Por exemplo, um reformado com uma pensão mensal de 2200 euros pagará
mais 1045 € de impostos do que se a trabalhar com igual salário (já
agora, em termos comparativos com 2009, este pensionista viu aumentado
em 90% o montante dos seus impostos e taxas!).
Tudo isto por causa de uma falaciosamente denominada "contribuição
extraordinária de solidariedade" (CES), que começa em 3,5% e pode
chegar aos 50%. Um tributo que incidirá exclusivamente sobre as
pensões. Da Segurança Social e da Caixa Geral de Aposentações.
Públicas e privadas.
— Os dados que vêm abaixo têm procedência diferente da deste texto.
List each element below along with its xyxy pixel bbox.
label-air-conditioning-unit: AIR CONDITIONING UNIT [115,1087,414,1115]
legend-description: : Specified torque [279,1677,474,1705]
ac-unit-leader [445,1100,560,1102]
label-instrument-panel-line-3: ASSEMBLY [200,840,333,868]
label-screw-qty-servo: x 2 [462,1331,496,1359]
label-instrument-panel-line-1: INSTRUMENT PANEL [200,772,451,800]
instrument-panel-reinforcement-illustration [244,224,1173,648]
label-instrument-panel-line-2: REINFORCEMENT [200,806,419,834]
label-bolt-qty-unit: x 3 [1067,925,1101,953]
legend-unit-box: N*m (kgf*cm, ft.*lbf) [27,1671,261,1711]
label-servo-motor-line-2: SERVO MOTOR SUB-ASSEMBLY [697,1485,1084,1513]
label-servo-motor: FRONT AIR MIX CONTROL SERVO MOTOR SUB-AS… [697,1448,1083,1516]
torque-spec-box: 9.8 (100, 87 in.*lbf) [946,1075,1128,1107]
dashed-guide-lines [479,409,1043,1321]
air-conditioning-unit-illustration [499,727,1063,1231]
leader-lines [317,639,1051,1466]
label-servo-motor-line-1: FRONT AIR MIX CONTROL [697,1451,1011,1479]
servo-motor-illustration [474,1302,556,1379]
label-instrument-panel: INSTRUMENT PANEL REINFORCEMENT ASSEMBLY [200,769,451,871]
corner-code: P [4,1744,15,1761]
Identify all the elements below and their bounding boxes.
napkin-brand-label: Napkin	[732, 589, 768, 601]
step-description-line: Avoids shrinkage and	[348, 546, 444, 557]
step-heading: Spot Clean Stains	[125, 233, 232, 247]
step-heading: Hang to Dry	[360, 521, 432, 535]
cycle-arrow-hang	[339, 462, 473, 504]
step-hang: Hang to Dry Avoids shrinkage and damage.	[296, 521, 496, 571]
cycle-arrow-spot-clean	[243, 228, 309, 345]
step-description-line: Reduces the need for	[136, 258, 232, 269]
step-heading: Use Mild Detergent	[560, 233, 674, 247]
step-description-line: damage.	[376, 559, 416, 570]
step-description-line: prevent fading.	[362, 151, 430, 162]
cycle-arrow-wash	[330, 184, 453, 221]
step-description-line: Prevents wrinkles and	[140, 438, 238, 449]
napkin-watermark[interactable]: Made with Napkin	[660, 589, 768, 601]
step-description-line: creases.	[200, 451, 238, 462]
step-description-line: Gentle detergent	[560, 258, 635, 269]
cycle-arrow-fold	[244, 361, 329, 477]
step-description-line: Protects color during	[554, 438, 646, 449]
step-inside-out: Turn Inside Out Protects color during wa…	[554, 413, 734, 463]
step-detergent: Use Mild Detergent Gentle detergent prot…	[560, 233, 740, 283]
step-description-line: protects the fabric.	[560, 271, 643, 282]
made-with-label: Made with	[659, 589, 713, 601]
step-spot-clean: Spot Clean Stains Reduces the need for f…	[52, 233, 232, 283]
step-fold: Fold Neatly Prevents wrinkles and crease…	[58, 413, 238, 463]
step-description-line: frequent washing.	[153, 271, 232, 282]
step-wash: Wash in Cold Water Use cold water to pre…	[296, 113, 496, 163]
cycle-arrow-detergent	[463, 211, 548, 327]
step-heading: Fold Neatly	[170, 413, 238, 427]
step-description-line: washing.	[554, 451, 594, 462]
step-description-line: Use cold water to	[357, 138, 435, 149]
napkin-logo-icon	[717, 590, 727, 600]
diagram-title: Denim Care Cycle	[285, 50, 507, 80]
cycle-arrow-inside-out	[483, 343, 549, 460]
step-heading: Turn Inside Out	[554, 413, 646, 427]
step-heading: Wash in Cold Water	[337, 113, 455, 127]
Obrigatórias ou resultantes de poupanças
voluntárias. De base contributiva ou não, tratando-se por igual as que
resultam de muitos e longos descontos e as que, sem esse esforço
contributivo, advêm de bónus ou remunerações indirectas e diferidas.
Nas pensões, o Governo resolveu que tudo o que mexe leva!
Indiscriminadamente. Mesmo - como é o caso - que não esteja previsto
no memorando da troika.
Esta obsessão pelos reformados assume, nalguns casos, situações
grotescas, para não lhes chamar outra coisa. Por exemplo, há poucos
anos, a Segurança Social disponibilizou a oferta dos chamados
"certificados de reforma" que dão origem a pensões complementares
públicas para quem livremente tenha optado por descontar mais 2% ou 4%
do seu salário. Com a CES, o Governo decide fazer incidir mais
impostos sobre esta poupança do que sobre outra qualquer opção de
aforro que as pessoas pudessem fazer com o mesmo valor… Ou seja, o
Estado incentiva a procura de um regime público de capitalização
(sublinho, público) e logo a seguir dá-lhe o golpe mortal. Noutros
casos, trata-se - não há outra maneira de o dizer - de um desvio de
fundos através de uma lei: refiro-me às prestações que resultam de
planos de pensões contributivos em que já estão actuarialmente
assegurados os activos que caucionam as responsabilidades com os
beneficiários. Neste caso, o que se está a tributar é um valor que já
pertence ao beneficiário, embora este o esteja a receber diferidamente
ao longo da sua vida restante. Ora, o que vai acontecer é o desplante
legal de parte desses valores serem transferidos (desviados), através
da dita CES, para a Caixa Geral de Aposentações ou para o Instituto de
Gestão Financeira da S. Social! O curioso é que, nos planos de pensões
com a opção pelo pagamento da totalidade do montante capitalizado em
vez de uma renda ou pensão ao longo do tempo, quem resolveu confiar
recebendo prudente e mensalmente o valor a que tem direito verá a sua
escolha ser penalizada. Um castigo acrescido para quem poupa.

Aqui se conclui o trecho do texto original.